Ian: We'’re in the process of changing the culture. For a large organisation, changing the culture can take time and it occurs incrementally. There are three key areas that we focused on to put pressure on the old culture and move towards a new culture.

The first was the establishment of a core set of values. These values were defined by our staff as part of a broader Queensland public service initiative, and seek to go beyond the more traditional sector values like integrity, impartiality, promoting public good, and accountability. The five core values that our staff developed are: customer first, ideas into action, unleash potential, be courageous, and empower people. The behaviours, or ‘ways of working’, that sit below those values really outline for individuals where the standards sit, in terms of the way we expect them to undertake their roles.

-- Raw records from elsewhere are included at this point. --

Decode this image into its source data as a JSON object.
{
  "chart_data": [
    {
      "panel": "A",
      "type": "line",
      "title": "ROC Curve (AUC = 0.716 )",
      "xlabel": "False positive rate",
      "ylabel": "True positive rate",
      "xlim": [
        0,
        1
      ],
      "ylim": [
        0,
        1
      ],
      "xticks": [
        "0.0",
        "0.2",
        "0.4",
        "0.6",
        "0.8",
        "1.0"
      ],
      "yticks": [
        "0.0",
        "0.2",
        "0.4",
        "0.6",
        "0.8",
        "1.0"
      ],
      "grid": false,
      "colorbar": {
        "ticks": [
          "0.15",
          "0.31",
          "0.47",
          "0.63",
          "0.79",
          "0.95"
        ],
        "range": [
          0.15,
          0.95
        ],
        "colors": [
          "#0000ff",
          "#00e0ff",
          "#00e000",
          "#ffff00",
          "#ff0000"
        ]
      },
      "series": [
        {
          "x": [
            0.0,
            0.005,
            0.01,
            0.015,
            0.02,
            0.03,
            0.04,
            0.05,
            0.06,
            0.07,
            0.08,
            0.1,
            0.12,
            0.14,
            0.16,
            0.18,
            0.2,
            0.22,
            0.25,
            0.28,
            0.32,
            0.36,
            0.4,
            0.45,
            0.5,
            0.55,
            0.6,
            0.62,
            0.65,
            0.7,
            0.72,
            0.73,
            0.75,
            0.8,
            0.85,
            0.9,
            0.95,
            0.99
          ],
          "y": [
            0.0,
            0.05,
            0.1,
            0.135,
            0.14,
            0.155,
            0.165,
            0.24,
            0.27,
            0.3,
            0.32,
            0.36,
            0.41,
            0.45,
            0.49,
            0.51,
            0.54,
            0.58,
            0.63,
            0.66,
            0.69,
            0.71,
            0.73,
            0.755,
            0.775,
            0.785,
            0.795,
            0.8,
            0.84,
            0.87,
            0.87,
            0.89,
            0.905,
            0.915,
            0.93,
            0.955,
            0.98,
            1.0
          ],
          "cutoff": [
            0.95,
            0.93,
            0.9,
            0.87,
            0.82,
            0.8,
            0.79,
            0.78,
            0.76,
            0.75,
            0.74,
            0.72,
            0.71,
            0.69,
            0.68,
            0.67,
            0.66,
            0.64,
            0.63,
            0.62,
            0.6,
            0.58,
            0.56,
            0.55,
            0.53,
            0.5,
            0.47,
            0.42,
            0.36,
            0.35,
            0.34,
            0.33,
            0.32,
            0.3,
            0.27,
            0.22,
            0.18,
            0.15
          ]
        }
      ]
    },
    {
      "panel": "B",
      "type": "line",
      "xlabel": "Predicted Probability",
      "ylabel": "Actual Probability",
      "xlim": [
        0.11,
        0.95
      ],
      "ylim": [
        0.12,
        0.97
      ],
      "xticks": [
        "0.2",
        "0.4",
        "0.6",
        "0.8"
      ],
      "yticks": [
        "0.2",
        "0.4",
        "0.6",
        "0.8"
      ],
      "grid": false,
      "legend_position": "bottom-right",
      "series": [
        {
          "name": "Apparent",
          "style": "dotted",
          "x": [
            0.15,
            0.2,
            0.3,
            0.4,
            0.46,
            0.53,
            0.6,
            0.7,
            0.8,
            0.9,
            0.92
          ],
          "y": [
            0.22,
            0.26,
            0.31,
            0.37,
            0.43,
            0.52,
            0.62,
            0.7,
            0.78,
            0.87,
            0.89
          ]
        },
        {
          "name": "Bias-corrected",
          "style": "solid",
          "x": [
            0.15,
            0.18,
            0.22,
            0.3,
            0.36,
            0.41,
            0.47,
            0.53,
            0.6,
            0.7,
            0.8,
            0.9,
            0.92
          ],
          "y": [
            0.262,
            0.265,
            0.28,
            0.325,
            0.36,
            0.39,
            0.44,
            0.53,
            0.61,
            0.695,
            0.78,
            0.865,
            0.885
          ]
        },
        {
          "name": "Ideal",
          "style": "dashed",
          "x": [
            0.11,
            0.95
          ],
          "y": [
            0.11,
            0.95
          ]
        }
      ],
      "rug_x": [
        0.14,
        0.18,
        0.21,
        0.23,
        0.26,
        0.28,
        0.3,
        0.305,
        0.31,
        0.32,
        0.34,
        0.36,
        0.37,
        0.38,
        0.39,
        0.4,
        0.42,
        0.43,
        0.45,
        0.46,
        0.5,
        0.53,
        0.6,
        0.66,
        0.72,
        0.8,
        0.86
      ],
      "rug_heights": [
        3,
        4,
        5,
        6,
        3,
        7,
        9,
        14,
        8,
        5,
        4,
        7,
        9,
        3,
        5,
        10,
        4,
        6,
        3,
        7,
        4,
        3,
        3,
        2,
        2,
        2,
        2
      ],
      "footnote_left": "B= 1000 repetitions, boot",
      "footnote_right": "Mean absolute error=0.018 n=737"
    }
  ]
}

The second step was to launch the blueprint for better healthcare in Queensland. That was launched in February 2013 and it outlines the key priorities of government— specifically, having services that are centred on patients and people, empowering our workforce and the community, focusing on efficiency and value for money in the services that our communities receive, and investing, innovating, and planning for the future. We wanted to be intentional about our long-term plans and the direction that we needed to take Queensland Health to meet the challenges that were ahead of us, such as spiralling healthcare costs.

The third area that we focused on was around being accountable and transparent. In terms of accountability, we publish how we’re performing across our hospital and health services at the end of each quarter. Accountability is at the heart of the creation of our hospital and health services, creating interdependent organisations with local boards where the boards are appointed from community members and people of significant standing and credibility in the community. They are empowered to make decisions that meet the needs of their local community.